Turn down Slade Alley - narrow, dank and easy to miss, even when you're looking for it. Find the small black iron door set into the right-hand wall. No handle, no keyhole, but at your touch it swings open. Enter the sunlit garden of an old house that doesn't quite make sense; too grand for the shabby neighbourhood, too large for the space it occupies.
A stranger greets you and invites you inside. At first, you won't want to leave. Later, you'll find that you can't.

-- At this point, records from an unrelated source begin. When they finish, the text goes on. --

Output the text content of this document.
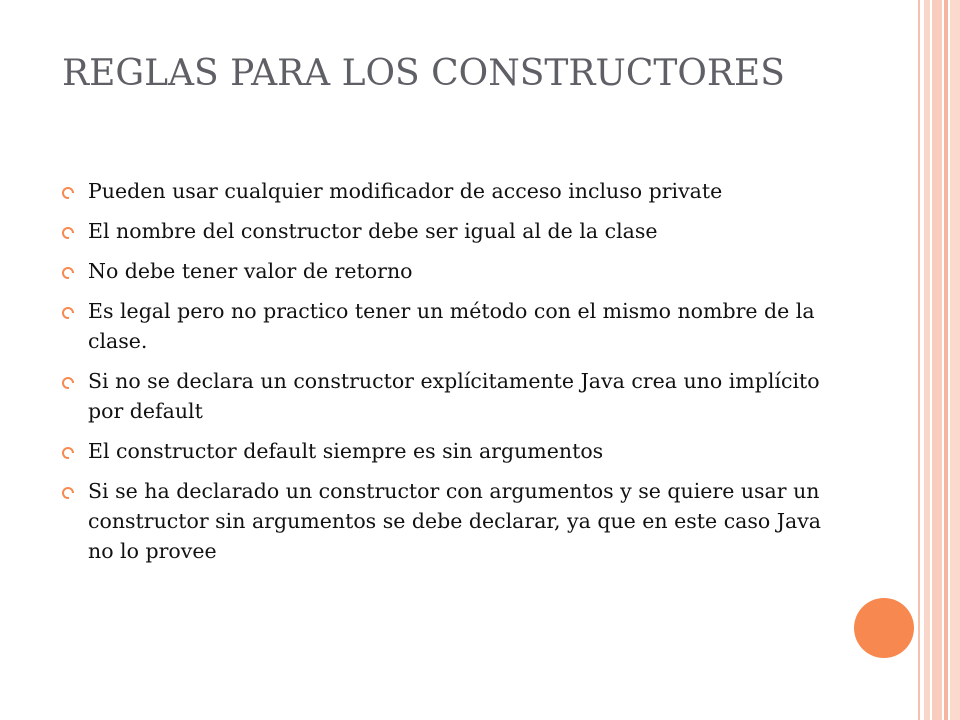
REGLAS PARA LOS CONSTRUCTORES
Pueden usar cualquier modificador de acceso incluso private
El nombre del constructor debe ser igual al de la clase
No debe tener valor de retorno
Es legal pero no practico tener un método con el mismo nombre de la clase.
Si no se declara un constructor explícitamente Java crea uno implícito por default
El constructor default siempre es sin argumentos
Si se ha declarado un constructor con argumentos y se quiere usar un constructor sin argumentos se debe declarar, ya que en este caso Java no lo provee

This unnerving, taut and intricately woven tale by one of our most original and bewitching writers begins in 1979 and comes to its turbulent conclusion around Hallowe'en, 2015. Because every nine years, on the last Saturday of October, a 'guest' is summoned to Slade House. But why has that person been chosen, by whom and for what purpose? The answers lie waiting in the long attic, at the top of the stairs . . .
Sharp, fast, flat-out spooky . . . a hypnotic read
Fans of The Bone Clocks and Cloud Atlas will recognize the interlocking narrative structure and literary-fantastical bent . . . who doesn't want to just drink up all of Mitchell's writing? - Library Journal
All the intelligence and linguistic dazzle of a David Mitchell novel, but this one will also creep the pants off you . . . you won't be able to put this book down.
Painstakingly imagined and crackling with narrative velocity, it's a Dracula for the new millennium, a "Hansel and Gretel" for grownups, a reminder of how much fun fiction can be.
An eerie haunted-house tale . . . a spellbinding chiller about an unnatural greed for life and the arrogance of power.
Mitchell has long been acknowledged as one of the finest - if not the finest - literary minds of his generation; but he's also one of the most suspenseful . . . I read in a constant state of terror and joy and could not turn the pages fast enough.
Born in 1969, David Mitchell grew up in Worcestershire. After graduating from Kent University, he taught English in Japan, where he wrote his first novel, Ghostwritten. Published in 1999, it was awarded the Mail on Sunday John Llewellyn Rhys Prize and shortlisted for the Guardian First Book Award. His second novel, number9dream, was shortlisted for the Booker Prize and the James Tait Black Memorial Prize, and in 2003, David Mitchell was selected as one of Granta's Best of Young British Novelists. His third novel, Cloud Atlas, was shortlisted for six awards including the Man Booker Prize, and adapted for film in 2012. It was followed by Black Swan Green, shortlisted for the Costa Novel of the Year Award, and The Thousand Autumns of Jacob de Zoet, which was a No. 1 Sunday Times bestseller. Both were also longlisted for the Booker.
In 2013, The Reason I Jump: One Boy's Voice From the Silence of Autism by Naoki Higashida was published in a translation from the Japanese by David Mitchell and KA Yoshida. It was an immediate bestseller in the UK and later in the US as well.